Глядя в честные глаза капитана, я криво улыбнулся и покачал головой:
— Представьте себе, несколько месяцев назад, до того как на нас напали ублюдки-гарпы, я тоже считал, что мы с Энтипи… с ее высочеством находимся под надежной охраной и нам ничто не грозит. А чем все обернулось, вы знаете.
Ему нечего было на это ответить.
Но вышло так, что весь путь до форта Терракота мы проделали без каких-либо досадных недоразумений, да вдобавок еще и очень быстро. Мне, признаться, даже скучно стало. Я ехал верхом на Титане, принцесса сидела у меня за спиной, обхватив меня руками за талию. Голова ее покоилась на моем плече. Воины и рыцари многозначительно на меня поглядывали, то и дело подмигивали мне и вполголоса делились между собой мнениями о моих успехах в завоевании симпатий ее высочества. Но я на их шутки не отвечал и вообще во все время пути пребывал в мрачном и грустном расположении духа. Перед глазами у меня то и дело возникал убитый Тэсит. Его молодое сильное тело погребли в пещере, замуровав вход валунами и дерном. Все же лучше, чем быть после смерти обезглавленным и брошенным на прокорм падалыцикам. Но куда хуже, нежели остаться в живых. А ведь он продолжал бы жить, если б не я, его «разъединственный» друг…

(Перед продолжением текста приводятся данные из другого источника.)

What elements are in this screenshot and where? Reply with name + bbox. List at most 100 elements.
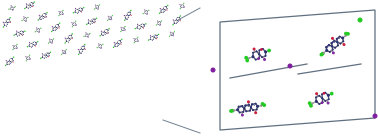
Circle shape: [14, 34, 15, 36]
Circle shape: [250, 107, 252, 108]
Circle shape: [260, 104, 262, 107]
Circle shape: [156, 35, 157, 36]
Circle shape: [51, 31, 52, 32]
Circle shape: [180, 15, 181, 17]
Circle shape: [85, 32, 87, 33]
Circle shape: [322, 92, 325, 95]
Circle shape: [12, 61, 14, 63]
Circle shape: [174, 31, 175, 32]
Circle shape: [94, 9, 95, 10]
Circle shape: [242, 111, 244, 113]
Circle shape: [331, 37, 334, 40]
Circle shape: [36, 42, 37, 43]
Circle shape: [327, 94, 330, 97]
Circle shape: [258, 57, 260, 59]
Circle shape: [244, 104, 246, 106]
Circle shape: [48, 56, 49, 57]
Circle shape: [8, 9, 9, 10]
Circle shape: [336, 41, 338, 43]
Circle shape: [241, 105, 243, 107]
Circle shape: [145, 23, 147, 25]
Circle shape: [256, 50, 257, 52]
Circle shape: [144, 9, 145, 10]
Circle shape: [315, 100, 318, 103]
Circle shape: [236, 108, 239, 111]
Circle shape: [66, 49, 67, 50]
Circle shape: [342, 37, 344, 39]
Circle shape: [372, 113, 378, 119]
Circle shape: [88, 19, 89, 20]
Circle shape: [251, 55, 254, 58]
Circle shape: [262, 103, 266, 107]
Circle shape: [107, 20, 108, 21]
Circle shape: [137, 24, 138, 25]
Circle shape: [166, 10, 167, 11]
Circle shape: [256, 109, 258, 111]
Circle shape: [112, 15, 113, 16]
Circle shape: [26, 3, 27, 5]
Circle shape: [120, 40, 121, 41]
Circle shape: [9, 17, 11, 18]
Circle shape: [29, 55, 30, 56]
Circle shape: [50, 51, 51, 53]
Circle shape: [183, 3, 184, 4]
Circle shape: [308, 101, 311, 105]
Circle shape: [264, 50, 267, 53]
Circle shape: [124, 30, 125, 31]
Circle shape: [251, 103, 253, 105]
Circle shape: [3, 22, 4, 23]
Circle shape: [99, 35, 101, 37]
Circle shape: [134, 42, 135, 43]
Circle shape: [46, 12, 48, 13]
Circle shape: [66, 41, 67, 42]
Circle shape: [243, 108, 245, 110]
Circle shape: [37, 41, 39, 42]
Circle shape: [337, 44, 339, 46]
Circle shape: [315, 96, 317, 98]
Circle shape: [334, 47, 336, 49]
Circle shape: [255, 103, 257, 105]
Circle shape: [37, 19, 39, 21]
Circle shape: [244, 56, 248, 60]
Circle shape: [261, 56, 263, 58]
Circle shape: [137, 37, 138, 38]
Circle shape: [75, 8, 76, 9]
Circle shape: [238, 106, 240, 108]
Circle shape: [237, 109, 239, 111]
Circle shape: [39, 15, 40, 16]
Circle shape: [76, 25, 77, 26]
Circle shape: [328, 98, 330, 100]
Circle shape: [257, 105, 259, 107]
Circle shape: [333, 40, 335, 42]
Circle shape: [25, 56, 26, 57]
Circle shape: [252, 52, 254, 54]
Circle shape: [129, 12, 130, 13]
Circle shape: [65, 42, 66, 44]
Circle shape: [260, 48, 263, 51]
Circle shape: [318, 103, 320, 105]
Circle shape: [59, 22, 60, 24]
Circle shape: [94, 22, 95, 23]
Circle shape: [94, 19, 95, 20]
Circle shape: [156, 24, 157, 26]
Circle shape: [88, 23, 89, 24]
Circle shape: [259, 49, 260, 51]
Circle shape: [161, 20, 162, 22]
Circle shape: [102, 44, 104, 45]
Circle shape: [101, 48, 102, 49]
Circle shape: [62, 10, 64, 11]
Circle shape: [99, 4, 100, 5]
Circle shape: [13, 57, 14, 58]
Circle shape: [4, 25, 5, 26]
Circle shape: [5, 65, 6, 66]
Circle shape: [169, 36, 170, 37]
Circle shape: [130, 10, 132, 11]
Circle shape: [172, 24, 174, 25]
Circle shape: [321, 97, 323, 99]
Circle shape: [259, 53, 260, 55]
Circle shape: [159, 13, 160, 14]
Circle shape: [34, 1, 35, 3]
Circle shape: [344, 32, 348, 35]
Circle shape: [257, 57, 260, 60]
Bar: [193, 0, 378, 138]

Боже, как я старался себя убедить, что должен этому радоваться, торжествовать победу… ликовать, что самому мне чудом удалось избежать смерти от его руки… Но ощущал в душе одну лишь пустоту. Раны, которые он мне нанес, больше не кровоточили, но стоило Энтипи чуть тесней ко мне прижаться, и они начинали чертовски болеть. Но я не жаловался. Наоборот, физические страдания, которые я сполна заслужил, хоть немного, но утишали душевную боль. Не припомню, чтобы я еще когда-нибудь так себя жалел, как во время этого стремительного броска от пещеры Тэсита в форт Терракоту. До моего слуха порой доносились обрывки разговоров рыцарей и воинов, в которых нередко упоминалось мое имя, но мне было плевать, что эти люди говорят и думают обо мне. Я их попросту игнорировал.
На всем пути до форта мы ни разу не останавливались на привал. Даже ели в седлах. Пищу раздавал сам Готос, передвигаясь от одного всадника к другому. Однажды он купил для нас в одной из деревень запеченную голень какой-то огромной птицы. Я подумал про себя, как было бы хорошо, если б это оказалась лапа того самого феникса, который занес нас с Энтипи невесть куда. А ведь стоило проклятому уроду полететь в нужном нам направлении, и мы избежали бы стольких бед и несчастий!
На землю спустились сумерки. В воздухе ощутимо похолодало. Высокие деревья протягивали к небу свои густые ветви, полностью лишенные листвы. Я то и дело с тревогой посматривал вверх, опасаясь внезапного нападения. Но, к счастью, на сей раз ничто не говорило о приближении крылатых ублюдков.
Но вскоре лес начал редеть, и мы очутились в ущелье, которое огибало гряду невысоких каменистых холмов.
— Вот и наш форт наконец, — крикнул мне Готос, перегнувшись через седло. — Там, за поворотом.
Я шумно вздохнул. Боже, неужто мы и впрямь почти у цели? Я был ужасно измотан, физически и морально. Устал трястись в седле, устал выслушивать незаслуженные похвалы из уст принцессы, которая только и знала, что превозносила мои храбрость и благородство, устал от ощущения тяжести ее головы на своем плече, от того, что она ни разу за все время не разомкнула рук, сжимавших мою талию. Ни храбростью, ни тем более благородством я, как вы знаете, не отличался. В душе царила пустота. Никаких ощущений. Усталость и пустота. И мне казалось, что я никогда больше не испытаю никаких иных чувств. Только усталость и пустоту.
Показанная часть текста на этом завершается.